In this talk, I discuss my work designing and implementing novel computing systems that: 1) support chronic illness trajectories and 2) reduce patients’ barriers to accessing information necessary for effective personal health management. I create technologies that have the flexibility and robustness to conform to individuals’ evolving health situations. By connecting individuals with personalized and actionable feedback, my approach can lead to long-term engagement with health tools. This is evidenced by participants’ motivations for using these systems as well as longitudinal usage patterns. Using results from longitudinal field deployments, I demonstrate the ability for personalized and adaptive health tools to facilitate patients’ proactive health management and engagement in their care. I also discuss opportunities for future work: looking at personalization as a strategy for addressing health disparities, designing for illness trajectories in which uncertainty is paramount, and integrating machine learning models into clinical workflows.
Speaker Biography
Dr. Maia Jacobs is a postdoctoral fellow at Harvard University’s Center for Research on Computation and Society. Jacobs’ research focuses on the development and assessment of novel approaches for health information tools to support chronic disease management.
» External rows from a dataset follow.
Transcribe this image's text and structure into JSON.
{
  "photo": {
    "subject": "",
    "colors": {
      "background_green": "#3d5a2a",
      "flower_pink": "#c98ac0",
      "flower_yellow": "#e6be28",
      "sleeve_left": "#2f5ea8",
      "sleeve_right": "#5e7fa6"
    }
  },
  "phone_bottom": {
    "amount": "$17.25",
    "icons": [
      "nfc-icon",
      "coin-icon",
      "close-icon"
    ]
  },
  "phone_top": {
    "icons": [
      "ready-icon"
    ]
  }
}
She completed her PhD in Human Centered Computing at Georgia Institute of Technology with the thesis, “Personalized Mobile Tools to Support the Cancer Trajectory”.
Jacobs’ research was recognized in the 2016 report to the President of the United States from the President’s Cancer Panel, which focuses on improving cancer-related outcomes. Her research has been funded by the National Science Foundation, the National Cancer Institute and the Harvard Data Science Institute. Jacobs was awarded the iSchools Doctoral Dissertation Award and the Georgia Institute of Technology College of Computing Dissertation Award. Jacobs was also recognized as a Foley Scholar, the highest award given by the GVU center to PhD candidates at Georgia Tech. Prior to joining Georgia Tech, Maia received a B.S. degree in Industrial and Systems Engineering from the University of Wisconsin-Madison and worked as a User Experience Specialist for Accenture Consulting.